Liechtenstein Little known electric carmaker nanoFlowcell has had industry BS detectors working overtime since it first claimed three years ago to have a concept vehicle that runs on salt water, and now it's about to a reveal a new 300km/h supercar with the same questionable fuel source.
Based in this tiny but rich country, nanoFlowcell says it has developed a complex way of making electricity from a chemical reaction between two "nanofluids". If you're a fan of cryptic techno-speak and convoluted jargon, be sure to visit the company's website. If not, we'll simplify or at least try to.

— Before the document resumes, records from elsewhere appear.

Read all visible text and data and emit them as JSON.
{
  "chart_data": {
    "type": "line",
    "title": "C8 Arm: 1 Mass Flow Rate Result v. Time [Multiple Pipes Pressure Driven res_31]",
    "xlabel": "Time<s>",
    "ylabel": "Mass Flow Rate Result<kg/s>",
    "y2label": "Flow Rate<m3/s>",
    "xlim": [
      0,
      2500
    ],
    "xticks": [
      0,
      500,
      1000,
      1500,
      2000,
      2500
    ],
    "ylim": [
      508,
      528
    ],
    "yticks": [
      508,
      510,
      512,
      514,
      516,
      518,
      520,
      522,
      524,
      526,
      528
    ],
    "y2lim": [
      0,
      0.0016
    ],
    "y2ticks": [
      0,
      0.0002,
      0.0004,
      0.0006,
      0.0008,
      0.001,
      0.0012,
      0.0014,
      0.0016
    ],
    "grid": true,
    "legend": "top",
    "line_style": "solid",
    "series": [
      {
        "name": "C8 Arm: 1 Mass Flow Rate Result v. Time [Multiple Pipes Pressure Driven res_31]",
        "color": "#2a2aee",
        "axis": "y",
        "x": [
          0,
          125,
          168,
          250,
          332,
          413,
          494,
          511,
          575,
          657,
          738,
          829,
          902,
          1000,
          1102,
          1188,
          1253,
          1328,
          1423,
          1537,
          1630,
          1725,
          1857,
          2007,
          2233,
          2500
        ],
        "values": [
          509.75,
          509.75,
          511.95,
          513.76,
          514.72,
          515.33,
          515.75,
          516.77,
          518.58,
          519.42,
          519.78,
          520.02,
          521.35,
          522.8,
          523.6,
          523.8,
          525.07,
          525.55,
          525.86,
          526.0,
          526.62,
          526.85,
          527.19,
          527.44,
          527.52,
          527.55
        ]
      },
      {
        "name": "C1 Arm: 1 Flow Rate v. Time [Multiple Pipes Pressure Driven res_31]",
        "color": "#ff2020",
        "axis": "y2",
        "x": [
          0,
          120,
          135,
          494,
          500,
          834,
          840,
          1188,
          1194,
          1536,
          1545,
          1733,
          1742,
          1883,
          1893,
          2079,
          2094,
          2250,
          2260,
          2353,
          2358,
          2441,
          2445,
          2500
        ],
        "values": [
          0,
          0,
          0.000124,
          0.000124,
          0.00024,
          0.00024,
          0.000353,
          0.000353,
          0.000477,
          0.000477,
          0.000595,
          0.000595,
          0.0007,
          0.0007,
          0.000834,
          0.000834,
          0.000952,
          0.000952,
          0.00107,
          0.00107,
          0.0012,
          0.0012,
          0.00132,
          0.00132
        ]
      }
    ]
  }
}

Basically there are two fuel tanks – one is filled with positively-charged ionic fluid (salt water) and the other negatively-charged ionic fluid. These two electrolytes then exchange current through a thin membrane (and releases nothing but "water dust"), to produce electricity which runs through a buffer battery and is then used to power electric motors. This company calls the technology "flow cell". Nasa called it REDOX (reduction-oxidation) when it patented the concept in the mid-1970s.
In the new Quant supercar which nanoFlowcell plans to unveil at the Geneva Motor Show in March, the energy produced in the process is similar to that of more traditional hydrogen fuel cell vehicles, but the power is pumped to the electric motors at each wheel through a 48 volt pipeline. This relatively low voltage (a Tesla works at up to 600 volts v) is safer for mechanics to work on, says the company.
At each wheel there's a 140kW motor so total output is a muscular 560kW, and performance figures are claimed at 2.4 seconds for the 0-100km/h dash with a (governed) top speed of 300km/h. On top of that is a quoted range of 1000km – far further than most electric vehicles available today.
Impressive numbers, right? Well here's the problem: NanoFlowcell has never actually proven this outrageously efficient technology works. Sure, there are Youtube videos of previous Quant models kicking around, but no third party testing has ever been done and claimed performance contradicts what known flow cell research has indicated.
And to thicken the plot, the man behind the company, Nunzio La Veccia, has been accused of buying his PhD in engineering. The wealthy Swiss musician was also accused of fraud when he invented a revolutionary solar panel with much higher efficiency ratings than any existing product, and when the case went to court he said the evidence was destroyed for security reasons.
We're all for advancements in technology, so nanoFlowcell, if your salt water-powered wonder car actually works, please prove it. Better yet, invite us to Liechtenstein for a test drive.